Las cosas han llegado al punto actual. Por distintos lados hay estallidos de distintos tipos, pero ninguno tan fuerte, masivo y global como la pandemia del coronavirus. Golpe de muerte, de negatividad, de vulneración de todas las defensas, de fragilización de todas las seguridades construidas por la cultura, la ciencia y la tecnología, en todo el mundo, en oriente y occidente. Golpe imprevisto, derrota total para una humanidad que, al menos en occidente, soñaba estar cerca de la divinidad, en medio de un capitalismo invulnerable, eterno, incombustible.
Entretanto, a la gran burguesía capitalista se le vino encima el “problema” de China, por su masividad, enorme tamaño geográfico y de población, su gran capacidad y poderío, la velocidad de su desarrollo desde hace 40 años, que no se detiene. Y un dato esencial y no menor: China es un país comunista. La “derrota” del comunismo no era tal. Era sólo local. En 1949, en las postrimerías de la Guerra Civil China, el líder del Partido Comunista de China, Mao Tse-Tung, proclama la República Popular China.
El liderazgo de occidente recién toma en serio esta competencia y no sabe cómo encararla. Hay muchas disputas internas porque hay muchos caminos. Pero en términos de la seguridad que gozaron estas naciones desde el fin de la guerra fría, su ablandamiento, su adormecimiento, la anestesia generalizada, propia y necesaria para su dominio interno y su estabilidad, se va debilitando y carcomiendo. Estamos en otra etapa. El exceso de positividad, que se fue acumulando y terminó por anestesiar muchos de sus sistemas clave de alerta, se va terminando.
La lucha contra la pandemia es un problema definido y acotado que será superado por medidas de política, diversa por países, pero el problema de fondo para occidente es mucho más profundo. No sólo por la competencia de sistemas con China, sino por la estrategia de desarrollo y competencia capitalista de los últimos tiempos. Se resume en dos componentes básicos: ciencia y tecnología, y cómo esto ocurre en una globalidad en que se disputa la hegemonía por todos los medios, el sistema genera riesgos profundos, existenciales, que más allá de la salud que vendrá después de la pandemia y que no sabemos cuánto durará. No serán resueltos porque la humanidad aún no está preparada para ello. No tiene la conciencia, la voluntad ni el conocimiento suficiente para controlarlos. Son un mal necesario, “menor” para algunos, de su estrategia de desarrollo.

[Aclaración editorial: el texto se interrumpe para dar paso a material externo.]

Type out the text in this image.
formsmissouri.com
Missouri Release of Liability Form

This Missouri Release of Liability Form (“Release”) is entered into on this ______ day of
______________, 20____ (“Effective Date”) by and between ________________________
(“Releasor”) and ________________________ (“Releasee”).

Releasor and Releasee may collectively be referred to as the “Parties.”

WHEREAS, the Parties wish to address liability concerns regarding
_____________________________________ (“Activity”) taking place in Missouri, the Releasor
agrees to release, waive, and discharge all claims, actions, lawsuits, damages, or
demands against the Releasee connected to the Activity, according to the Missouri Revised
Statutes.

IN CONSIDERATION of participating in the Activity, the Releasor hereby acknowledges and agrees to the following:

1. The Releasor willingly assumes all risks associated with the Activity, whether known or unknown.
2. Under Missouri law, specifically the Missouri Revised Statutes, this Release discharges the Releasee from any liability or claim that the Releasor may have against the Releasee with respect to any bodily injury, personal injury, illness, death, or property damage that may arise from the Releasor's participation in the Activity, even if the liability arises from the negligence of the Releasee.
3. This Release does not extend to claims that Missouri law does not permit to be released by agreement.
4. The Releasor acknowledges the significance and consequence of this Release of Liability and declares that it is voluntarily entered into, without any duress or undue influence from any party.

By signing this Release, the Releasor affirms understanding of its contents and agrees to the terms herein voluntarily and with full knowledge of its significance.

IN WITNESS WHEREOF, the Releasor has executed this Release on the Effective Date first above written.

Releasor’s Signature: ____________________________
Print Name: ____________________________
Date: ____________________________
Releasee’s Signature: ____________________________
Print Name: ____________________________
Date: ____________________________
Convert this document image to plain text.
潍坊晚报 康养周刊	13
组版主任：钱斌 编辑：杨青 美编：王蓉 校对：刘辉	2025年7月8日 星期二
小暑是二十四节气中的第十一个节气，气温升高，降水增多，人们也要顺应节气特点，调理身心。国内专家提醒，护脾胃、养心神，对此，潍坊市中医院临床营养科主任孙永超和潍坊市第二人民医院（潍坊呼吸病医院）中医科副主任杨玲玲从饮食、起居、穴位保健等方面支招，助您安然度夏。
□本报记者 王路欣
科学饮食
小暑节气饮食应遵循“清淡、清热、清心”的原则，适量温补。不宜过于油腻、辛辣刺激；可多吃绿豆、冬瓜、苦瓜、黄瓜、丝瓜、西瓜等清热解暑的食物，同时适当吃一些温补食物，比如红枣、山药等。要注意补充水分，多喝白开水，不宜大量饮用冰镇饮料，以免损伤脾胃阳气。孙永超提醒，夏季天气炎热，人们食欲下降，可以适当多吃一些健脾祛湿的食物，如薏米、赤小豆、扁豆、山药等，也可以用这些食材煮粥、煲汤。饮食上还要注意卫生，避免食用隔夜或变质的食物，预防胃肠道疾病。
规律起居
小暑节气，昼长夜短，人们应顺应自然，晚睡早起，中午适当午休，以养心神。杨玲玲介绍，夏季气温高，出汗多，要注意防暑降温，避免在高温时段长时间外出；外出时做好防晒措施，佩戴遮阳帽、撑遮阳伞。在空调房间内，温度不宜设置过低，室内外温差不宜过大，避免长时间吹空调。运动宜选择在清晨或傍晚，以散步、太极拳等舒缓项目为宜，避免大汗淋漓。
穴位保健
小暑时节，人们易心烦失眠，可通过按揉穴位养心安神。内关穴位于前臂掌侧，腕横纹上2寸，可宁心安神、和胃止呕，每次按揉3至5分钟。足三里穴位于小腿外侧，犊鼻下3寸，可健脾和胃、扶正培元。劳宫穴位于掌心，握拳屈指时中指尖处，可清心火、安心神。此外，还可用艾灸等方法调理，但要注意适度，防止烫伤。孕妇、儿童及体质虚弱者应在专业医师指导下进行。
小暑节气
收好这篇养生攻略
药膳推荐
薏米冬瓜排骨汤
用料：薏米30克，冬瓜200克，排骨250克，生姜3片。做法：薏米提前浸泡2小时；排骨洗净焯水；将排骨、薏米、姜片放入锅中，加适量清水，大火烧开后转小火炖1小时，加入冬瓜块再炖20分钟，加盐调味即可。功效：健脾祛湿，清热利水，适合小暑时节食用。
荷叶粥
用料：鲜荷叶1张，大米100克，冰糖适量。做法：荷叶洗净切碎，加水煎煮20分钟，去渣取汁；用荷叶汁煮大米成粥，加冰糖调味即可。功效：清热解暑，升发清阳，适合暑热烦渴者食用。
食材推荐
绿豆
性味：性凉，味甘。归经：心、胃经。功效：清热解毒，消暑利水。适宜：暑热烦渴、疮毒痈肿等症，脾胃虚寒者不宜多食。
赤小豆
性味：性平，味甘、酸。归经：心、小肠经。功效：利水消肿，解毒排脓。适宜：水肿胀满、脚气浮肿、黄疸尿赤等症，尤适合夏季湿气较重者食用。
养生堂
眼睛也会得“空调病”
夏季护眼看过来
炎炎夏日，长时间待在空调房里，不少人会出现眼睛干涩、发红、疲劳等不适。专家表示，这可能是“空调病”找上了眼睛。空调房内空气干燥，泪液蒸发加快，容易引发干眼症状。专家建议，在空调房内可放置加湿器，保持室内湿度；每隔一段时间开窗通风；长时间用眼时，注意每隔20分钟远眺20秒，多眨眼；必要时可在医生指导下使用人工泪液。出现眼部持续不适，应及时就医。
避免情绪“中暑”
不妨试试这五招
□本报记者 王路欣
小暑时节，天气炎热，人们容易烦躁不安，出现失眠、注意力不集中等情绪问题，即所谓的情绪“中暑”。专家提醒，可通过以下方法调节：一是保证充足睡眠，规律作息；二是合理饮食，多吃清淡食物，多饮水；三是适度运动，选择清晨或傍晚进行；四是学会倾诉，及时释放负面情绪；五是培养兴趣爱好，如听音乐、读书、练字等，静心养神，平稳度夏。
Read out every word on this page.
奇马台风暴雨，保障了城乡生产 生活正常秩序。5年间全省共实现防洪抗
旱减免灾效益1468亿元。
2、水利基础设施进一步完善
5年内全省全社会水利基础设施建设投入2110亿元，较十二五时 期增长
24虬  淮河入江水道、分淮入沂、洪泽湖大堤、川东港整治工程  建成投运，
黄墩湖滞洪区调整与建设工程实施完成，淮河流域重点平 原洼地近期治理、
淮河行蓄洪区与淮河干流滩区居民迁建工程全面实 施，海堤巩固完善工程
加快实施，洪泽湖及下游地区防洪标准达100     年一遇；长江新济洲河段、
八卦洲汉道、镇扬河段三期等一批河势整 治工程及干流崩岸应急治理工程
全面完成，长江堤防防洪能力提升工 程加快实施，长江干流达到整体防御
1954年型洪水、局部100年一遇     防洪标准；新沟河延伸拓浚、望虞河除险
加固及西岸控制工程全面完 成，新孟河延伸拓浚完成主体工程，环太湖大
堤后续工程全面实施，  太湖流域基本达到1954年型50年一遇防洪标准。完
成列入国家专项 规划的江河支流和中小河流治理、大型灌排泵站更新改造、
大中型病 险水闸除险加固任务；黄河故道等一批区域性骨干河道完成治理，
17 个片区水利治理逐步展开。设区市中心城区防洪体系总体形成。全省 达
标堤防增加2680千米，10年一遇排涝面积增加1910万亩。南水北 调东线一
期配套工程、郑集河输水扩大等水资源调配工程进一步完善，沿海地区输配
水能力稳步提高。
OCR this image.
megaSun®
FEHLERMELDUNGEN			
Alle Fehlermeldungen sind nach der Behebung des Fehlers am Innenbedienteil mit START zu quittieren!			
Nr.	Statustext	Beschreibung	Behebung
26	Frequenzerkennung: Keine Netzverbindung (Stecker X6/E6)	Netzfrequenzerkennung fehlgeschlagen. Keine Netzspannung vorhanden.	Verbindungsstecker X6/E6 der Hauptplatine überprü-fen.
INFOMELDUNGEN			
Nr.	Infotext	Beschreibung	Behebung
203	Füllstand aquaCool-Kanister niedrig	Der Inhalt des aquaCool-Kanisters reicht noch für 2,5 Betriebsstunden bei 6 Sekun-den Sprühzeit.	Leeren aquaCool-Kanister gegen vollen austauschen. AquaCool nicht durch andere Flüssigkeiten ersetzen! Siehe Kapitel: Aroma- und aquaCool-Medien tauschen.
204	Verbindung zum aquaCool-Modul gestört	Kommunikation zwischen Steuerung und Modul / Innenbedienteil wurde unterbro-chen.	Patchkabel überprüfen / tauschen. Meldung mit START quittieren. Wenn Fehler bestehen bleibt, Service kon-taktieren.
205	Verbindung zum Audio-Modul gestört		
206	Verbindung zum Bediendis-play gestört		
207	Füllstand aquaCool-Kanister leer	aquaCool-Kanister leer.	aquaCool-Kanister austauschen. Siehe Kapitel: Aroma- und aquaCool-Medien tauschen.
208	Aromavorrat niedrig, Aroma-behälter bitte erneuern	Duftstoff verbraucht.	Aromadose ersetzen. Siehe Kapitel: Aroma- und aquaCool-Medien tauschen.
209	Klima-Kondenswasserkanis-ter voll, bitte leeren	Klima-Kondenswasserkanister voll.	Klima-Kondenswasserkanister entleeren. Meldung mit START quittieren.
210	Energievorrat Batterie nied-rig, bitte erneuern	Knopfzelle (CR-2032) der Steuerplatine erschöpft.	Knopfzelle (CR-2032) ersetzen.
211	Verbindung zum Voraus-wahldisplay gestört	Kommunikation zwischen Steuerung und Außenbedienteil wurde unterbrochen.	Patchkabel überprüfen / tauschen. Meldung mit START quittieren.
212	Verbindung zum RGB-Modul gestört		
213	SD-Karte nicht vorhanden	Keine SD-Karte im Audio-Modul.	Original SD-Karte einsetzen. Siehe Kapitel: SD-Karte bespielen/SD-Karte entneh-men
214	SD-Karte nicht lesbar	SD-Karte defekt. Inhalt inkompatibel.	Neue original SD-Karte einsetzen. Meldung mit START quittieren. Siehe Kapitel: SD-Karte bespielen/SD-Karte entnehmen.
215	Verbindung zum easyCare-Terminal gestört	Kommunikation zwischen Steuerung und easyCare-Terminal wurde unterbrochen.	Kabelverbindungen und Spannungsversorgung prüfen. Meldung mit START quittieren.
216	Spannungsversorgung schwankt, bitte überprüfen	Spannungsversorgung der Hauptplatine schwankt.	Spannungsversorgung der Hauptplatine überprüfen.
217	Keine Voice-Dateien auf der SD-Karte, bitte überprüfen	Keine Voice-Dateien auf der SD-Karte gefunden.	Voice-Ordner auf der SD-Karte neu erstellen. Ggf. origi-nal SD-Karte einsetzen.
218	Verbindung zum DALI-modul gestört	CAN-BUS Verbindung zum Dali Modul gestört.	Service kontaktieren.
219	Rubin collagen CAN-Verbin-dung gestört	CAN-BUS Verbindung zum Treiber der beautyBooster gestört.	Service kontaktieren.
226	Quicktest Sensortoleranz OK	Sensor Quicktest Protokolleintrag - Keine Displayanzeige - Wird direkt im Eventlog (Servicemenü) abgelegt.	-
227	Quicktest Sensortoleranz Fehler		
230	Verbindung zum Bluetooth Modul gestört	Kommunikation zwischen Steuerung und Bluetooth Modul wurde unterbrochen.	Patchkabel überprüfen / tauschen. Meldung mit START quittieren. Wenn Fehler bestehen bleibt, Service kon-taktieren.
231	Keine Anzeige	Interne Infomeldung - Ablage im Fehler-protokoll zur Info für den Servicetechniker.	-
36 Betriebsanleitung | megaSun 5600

En las amenazas, los desafíos y los riesgos existenciales asoman los males del mundo, la necesaria negatividad. Se hace presente la muerte, contra la que se levantó la vida y contra la que en todo instante debe luchar.
Lo particular de nuestra situación es que ya no solo se trata de derrota de clases, de fracasos políticos. No sólo de la quiebra de países o de la muerte de uno u otro sistema. Ya está en riesgo la sobrevivencia de la especie humana y la propia existencia de la tierra como planeta vivo.
Este es el estado del arte al nivel que vivimos. La humanidad puede verla o no verla. Aceptar y encarar su presencia, su dura realidad y con ello su permanencia, o, anestesiada, tratar de olvidarla. Es lo que hemos hecho hasta ahora. Por este camino, los riesgos siguen creciendo y multiplicando. ¿Qué hacer? La pandemia nos está obligando a reflexionar, pero es poco probable que lleguemos a tomar las decisiones que debemos. No parecen estar maduros los tiempos para ello todavía.
Tenemos sin embargo una gran ventaja. No tenemos las credulidades de tiempos remotos. Ya sabemos que depende de nosotros, de nuestras herramientas, de nuestros conocimientos, de nuestra inteligencia. No es poco. Bien mirado, bien analizado, es una condición que puede hacer cambiar todo en poco tiempo. Pero hay que pensar, construir una crítica dura y profunda.